Sunday, March 5. 2006
Rev. Brian at Real Meal has a good summary of the historiography of the Old Testament. A nice intro to a topic about which I know nothing. Edward Oakes SJ takes on Gary Will's strange theological journey at First Things. Rev. Tod on Repentance, at It Takes a Church: Repentance is literally to “change your mind.” In the famous words of Dallas Willard, “To reconsider your strategy for living based on the news of God’s Kingdom that is available in Jesus.” And that is what Lent is for, to reconsider your strategy for living. To begin a new process of deep consideration and reflection about your life. To reconsider what it means to follow Jesus, to plumb the mystery of Good Friday and Easter Sunday. To reconsider what your strategy for living should be, based on this good news.
Image: Botticelli's Mystic Crucifixion, with a nice view of the 14th C. walls of Florence.
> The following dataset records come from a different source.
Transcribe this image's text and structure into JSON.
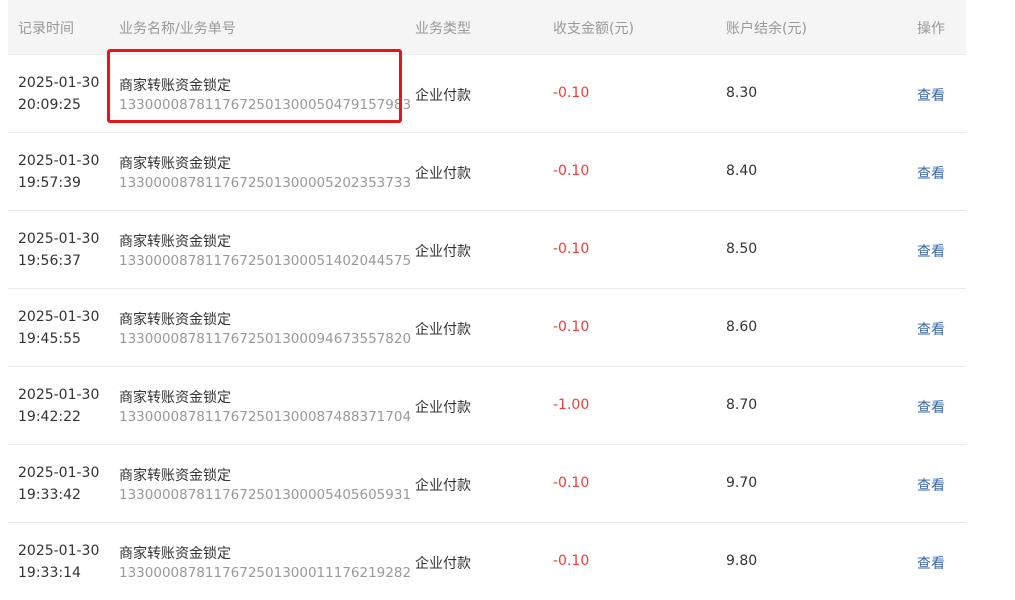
{
  "headers": {
    "time": "记录时间",
    "name": "业务名称/业务单号",
    "type": "业务类型",
    "amount": "收支金额(元)",
    "balance": "账户结余(元)",
    "action": "操作"
  },
  "rows": [
    {
      "date": "2025-01-30",
      "time": "20:09:25",
      "name": "商家转账资金锁定",
      "order": "1330000878117672501300050479157983",
      "type": "企业付款",
      "amount": "-0.10",
      "balance": "8.30",
      "action": "查看"
    },
    {
      "date": "2025-01-30",
      "time": "19:57:39",
      "name": "商家转账资金锁定",
      "order": "1330000878117672501300005202353733",
      "type": "企业付款",
      "amount": "-0.10",
      "balance": "8.40",
      "action": "查看"
    },
    {
      "date": "2025-01-30",
      "time": "19:56:37",
      "name": "商家转账资金锁定",
      "order": "1330000878117672501300051402044575",
      "type": "企业付款",
      "amount": "-0.10",
      "balance": "8.50",
      "action": "查看"
    },
    {
      "date": "2025-01-30",
      "time": "19:45:55",
      "name": "商家转账资金锁定",
      "order": "1330000878117672501300094673557820",
      "type": "企业付款",
      "amount": "-0.10",
      "balance": "8.60",
      "action": "查看"
    },
    {
      "date": "2025-01-30",
      "time": "19:42:22",
      "name": "商家转账资金锁定",
      "order": "1330000878117672501300087488371704",
      "type": "企业付款",
      "amount": "-1.00",
      "balance": "8.70",
      "action": "查看"
    },
    {
      "date": "2025-01-30",
      "time": "19:33:42",
      "name": "商家转账资金锁定",
      "order": "1330000878117672501300005405605931",
      "type": "企业付款",
      "amount": "-0.10",
      "balance": "9.70",
      "action": "查看"
    },
    {
      "date": "2025-01-30",
      "time": "19:33:14",
      "name": "商家转账资金锁定",
      "order": "1330000878117672501300011176219282",
      "type": "企业付款",
      "amount": "-0.10",
      "balance": "9.80",
      "action": "查看"
    }
  ],
  "colors": {
    "amount_negative": "#e8413b",
    "link": "#3a66a8",
    "highlight": "#e6151b"
  }
}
From Psalm 25 1To you, O Lord, I lift up my soul. 2O my God, in you I trust; do not let me be put to shame; do not let my enemies exult over me. 3Do not let those who wait for you be put to shame; let them be ashamed who are wantonly treacherous. 4Make me to know your ways, O Lord; teach me your paths. 5Lead me in your truth, and teach me, for you are the God of my salvation; for you I wait all day long. 6Be mindful of your mercy, O Lord, and of your steadfast love, for they have been from of old. 7Do not remember the sins of my youth or my transgressions; according to your steadfast love remember me, for your goodness’ sake, O Lord! 8Good and upright is the Lord; therefore he instructs sinners in the way. 9He leads the humble in what is right, and teaches the humble his way.
Sunday, February 19. 2006
How often do you see a new Congregational Church going up?
Tuesday, February 14. 2006
The Gospels have become so overladen with myth over the past two thousand years that some Christians - me, for example - are not always certain whether an event was added myth, or actually written in the Gospels. And, of course, the Gospels are not exactly gospel themselves, being oral reports written down years later. I hope I am not the only Christian who thinks that the question of whether Jesus had a special relationship with Magdalene is 1) dumb, since there is no data, 2) uninteresting, 3) a distraction, and 4) irrelevant. What is highly relevant to me is the following scene from John's Gospel, as described by Jean Acocella, who considers the role of Mary Magdalene in her piece "The Saintly Sinner" in The New Yorker: Magdalene goes to the tomb in darkness, before dawn, and she goes alone. We feel her hurry, her sense of danger. To her astonishment, she finds the stone rolled away. She runs back to the disciples and tells them, “They have taken away the Lord out of the sepulchre, and we know not where they have laid him.” Peter and another disciple take over. They rush to the tomb; indeed, they race to see who can get there first. (This exemplary male competition became a favorite scene in medieval morality plays. In John’s Gospel, it adds a bright little note of comedy to the otherwise dark tale.) When they arrive, they see that the Magdalene was right: the body is gone. They go back home, presumably baffled, but the Magdalene stays behind, weeping. She looks again into the tomb, and now she sees two angels dressed in white. They ask her why she is crying, and she repeats her simple complaint: “They have taken away my Lord, and I know not where they have laid him.” Even with angels, she’s still looking for the body. But then she turns around and sees another figure, who says to her, “Why weepest thou? Whom seekest thou?” The tomb is in a garden, and the Magdalene thinks this man must be the gardener. A third time—it’s like a song—she repeats her complaint: “Sir, if thou have borne him hence, tell me where thou hast laid him.” Now comes the stab through the heart. “Mary,” the “gardener” says to her, and instantly she knows. “Rabboni” (roughly, “My dear rabbi”), she replies, and apparently she reaches out to him, because he says, “Touch me not.” (This is the Latin Bible’s famous phrase “Noli me tangere.”) “But,” he tells her, “go to my brethren, and say unto them, I ascend unto my Father.” He then vanishes, and she is left by herself.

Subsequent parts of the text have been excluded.